Though it began in the banking industry, the crisis has spread to the rest of the economy, affecting jobs, home values and the retirement wealth of millions of Americans who reaped no gains from the reckless behavior of those who caused it.
Rather than focus more attention on the obvious villains of this historic disaster -- banks that grew too big to fail, shady mortgage brokers and greedy consumers -- a new book by Nobel Prize-winning economist Joseph E. Stiglitz points squarely at the battle of ideas that gave birth to the meltdown of the largest economy in the world.
The book is a stinging indictment of the failed government policies that brought us to this point and an emphatic criticism of the flawed idea that a free market will force businesses to protect consumers, provide superior products or services and create affordable prices for everyone.
If that were the case, Wall Street bankers would have taken advantage of the low interest rates that were available while Alan Greenspan was Federal Reserve chairman to improve homeownership opportunities. Instead, left to their own devices, they engineered poisonous mortgage products that put people in homes for a few months, then kicked them out on the street minus their life savings.
"Good regulations could have redirected innovations in ways that would have increased the efficiency of our economy and security of our citizens," he wrote.

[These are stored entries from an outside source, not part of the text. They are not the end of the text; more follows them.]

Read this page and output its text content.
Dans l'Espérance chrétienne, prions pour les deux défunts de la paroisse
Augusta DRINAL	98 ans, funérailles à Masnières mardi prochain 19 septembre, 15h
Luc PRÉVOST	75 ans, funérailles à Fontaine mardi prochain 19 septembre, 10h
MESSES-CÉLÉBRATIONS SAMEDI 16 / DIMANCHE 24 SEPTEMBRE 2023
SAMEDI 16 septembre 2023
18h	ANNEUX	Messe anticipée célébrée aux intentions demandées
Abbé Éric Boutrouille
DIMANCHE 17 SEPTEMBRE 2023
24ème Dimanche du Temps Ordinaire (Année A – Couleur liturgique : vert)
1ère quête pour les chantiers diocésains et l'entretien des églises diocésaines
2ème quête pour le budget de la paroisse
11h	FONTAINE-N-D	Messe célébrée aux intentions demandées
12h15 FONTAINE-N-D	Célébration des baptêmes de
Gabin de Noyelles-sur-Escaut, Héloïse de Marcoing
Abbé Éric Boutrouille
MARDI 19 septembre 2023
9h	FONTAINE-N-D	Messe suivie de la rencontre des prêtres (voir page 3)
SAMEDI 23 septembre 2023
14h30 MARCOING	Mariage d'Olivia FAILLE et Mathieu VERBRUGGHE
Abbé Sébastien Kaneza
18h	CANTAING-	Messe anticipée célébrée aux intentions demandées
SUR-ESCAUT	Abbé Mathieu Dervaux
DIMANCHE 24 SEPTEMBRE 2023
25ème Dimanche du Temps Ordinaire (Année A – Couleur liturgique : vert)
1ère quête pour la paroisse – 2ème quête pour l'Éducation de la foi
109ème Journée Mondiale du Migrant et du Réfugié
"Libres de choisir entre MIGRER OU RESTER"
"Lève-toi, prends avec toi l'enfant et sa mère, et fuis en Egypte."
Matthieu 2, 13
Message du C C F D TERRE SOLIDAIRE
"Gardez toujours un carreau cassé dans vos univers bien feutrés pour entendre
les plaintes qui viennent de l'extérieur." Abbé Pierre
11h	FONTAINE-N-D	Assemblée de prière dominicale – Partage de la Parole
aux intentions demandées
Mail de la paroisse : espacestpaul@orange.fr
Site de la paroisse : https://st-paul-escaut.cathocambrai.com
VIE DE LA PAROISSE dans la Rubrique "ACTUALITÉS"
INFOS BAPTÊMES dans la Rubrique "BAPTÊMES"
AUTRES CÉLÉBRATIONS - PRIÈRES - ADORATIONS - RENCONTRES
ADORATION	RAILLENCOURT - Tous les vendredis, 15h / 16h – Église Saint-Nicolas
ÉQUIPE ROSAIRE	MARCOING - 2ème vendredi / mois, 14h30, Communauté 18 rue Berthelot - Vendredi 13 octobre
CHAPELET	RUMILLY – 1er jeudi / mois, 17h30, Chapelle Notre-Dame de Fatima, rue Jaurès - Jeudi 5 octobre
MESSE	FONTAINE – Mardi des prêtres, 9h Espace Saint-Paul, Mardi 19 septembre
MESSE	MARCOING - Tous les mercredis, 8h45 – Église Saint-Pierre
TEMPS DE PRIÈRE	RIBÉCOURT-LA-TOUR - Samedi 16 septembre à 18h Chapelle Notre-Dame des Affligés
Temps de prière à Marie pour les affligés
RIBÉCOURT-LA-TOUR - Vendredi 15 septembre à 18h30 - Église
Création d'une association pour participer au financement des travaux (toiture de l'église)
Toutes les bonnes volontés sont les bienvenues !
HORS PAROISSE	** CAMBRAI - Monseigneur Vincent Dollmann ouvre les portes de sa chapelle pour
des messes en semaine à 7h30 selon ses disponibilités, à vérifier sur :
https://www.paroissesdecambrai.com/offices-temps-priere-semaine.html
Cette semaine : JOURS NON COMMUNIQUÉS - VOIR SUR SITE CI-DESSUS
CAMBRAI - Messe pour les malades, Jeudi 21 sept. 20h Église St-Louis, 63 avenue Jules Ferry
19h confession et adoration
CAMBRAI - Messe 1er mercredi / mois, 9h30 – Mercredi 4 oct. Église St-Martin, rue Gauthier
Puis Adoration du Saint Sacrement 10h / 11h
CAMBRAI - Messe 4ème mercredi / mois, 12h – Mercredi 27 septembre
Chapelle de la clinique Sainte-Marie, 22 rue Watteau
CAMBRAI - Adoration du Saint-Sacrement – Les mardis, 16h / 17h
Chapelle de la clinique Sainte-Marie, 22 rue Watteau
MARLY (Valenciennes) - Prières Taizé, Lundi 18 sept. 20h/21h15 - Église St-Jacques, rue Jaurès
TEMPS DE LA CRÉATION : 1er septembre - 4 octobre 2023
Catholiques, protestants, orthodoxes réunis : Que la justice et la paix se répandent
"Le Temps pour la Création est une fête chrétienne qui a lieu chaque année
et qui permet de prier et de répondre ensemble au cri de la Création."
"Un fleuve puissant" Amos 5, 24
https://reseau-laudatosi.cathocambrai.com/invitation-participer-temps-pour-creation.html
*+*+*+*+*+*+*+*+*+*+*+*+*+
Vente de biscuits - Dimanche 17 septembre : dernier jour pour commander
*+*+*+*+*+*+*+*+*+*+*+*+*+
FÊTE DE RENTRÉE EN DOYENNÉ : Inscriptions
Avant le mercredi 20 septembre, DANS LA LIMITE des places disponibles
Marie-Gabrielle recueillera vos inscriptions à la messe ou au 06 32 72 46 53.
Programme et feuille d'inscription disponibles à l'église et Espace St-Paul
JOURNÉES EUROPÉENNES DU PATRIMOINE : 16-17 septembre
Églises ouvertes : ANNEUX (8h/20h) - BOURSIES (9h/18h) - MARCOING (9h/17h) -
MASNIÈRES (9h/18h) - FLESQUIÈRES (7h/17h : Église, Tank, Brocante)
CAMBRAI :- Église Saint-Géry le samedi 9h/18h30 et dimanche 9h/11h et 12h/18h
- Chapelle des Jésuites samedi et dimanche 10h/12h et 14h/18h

Mr. Stiglitz uses the current economic crisis as Exhibit A to drive home his central point that the capitalist free market system that is supposed to be the answer to what ails less affluent economies around the world only exists as it does here because the government has rescued it every time it has crashed.
In his view, the current crisis has proven that the deregulation movement which began under the Reagan administration went over a cliff and took the global economy right along with it. Despite the conservative idea that the best policy toward markets is to leave them alone and let them self-correct, we have clearly seen that unfettered financial markets do not work and have great potential to harm society in general.
Mr. Stiglitz is a professor at Columbia University, former chief economist for the World Bank and winner of the 2001 Nobel Prize in economics. He is known for his critical view of free-market economists, and he partly blames them for the financial failure because they armed special interest groups with strong arguments in favor of efficient and self-regulating markets.
There are no easy solutions to the tug of war that characterizes the debate over what role both governments and markets play in any healthy economy and society. But we cannot go back to the way it was before the Great Recession.
This book is a must read for policy makers and captains of industry who will be part of the continuing discussion concerning changes to lending regulations, more oversight of the financial industry and crafting safeguards to protect taxpayers from ever again being used to this extent to bail out free market wizards when their concoctions explode.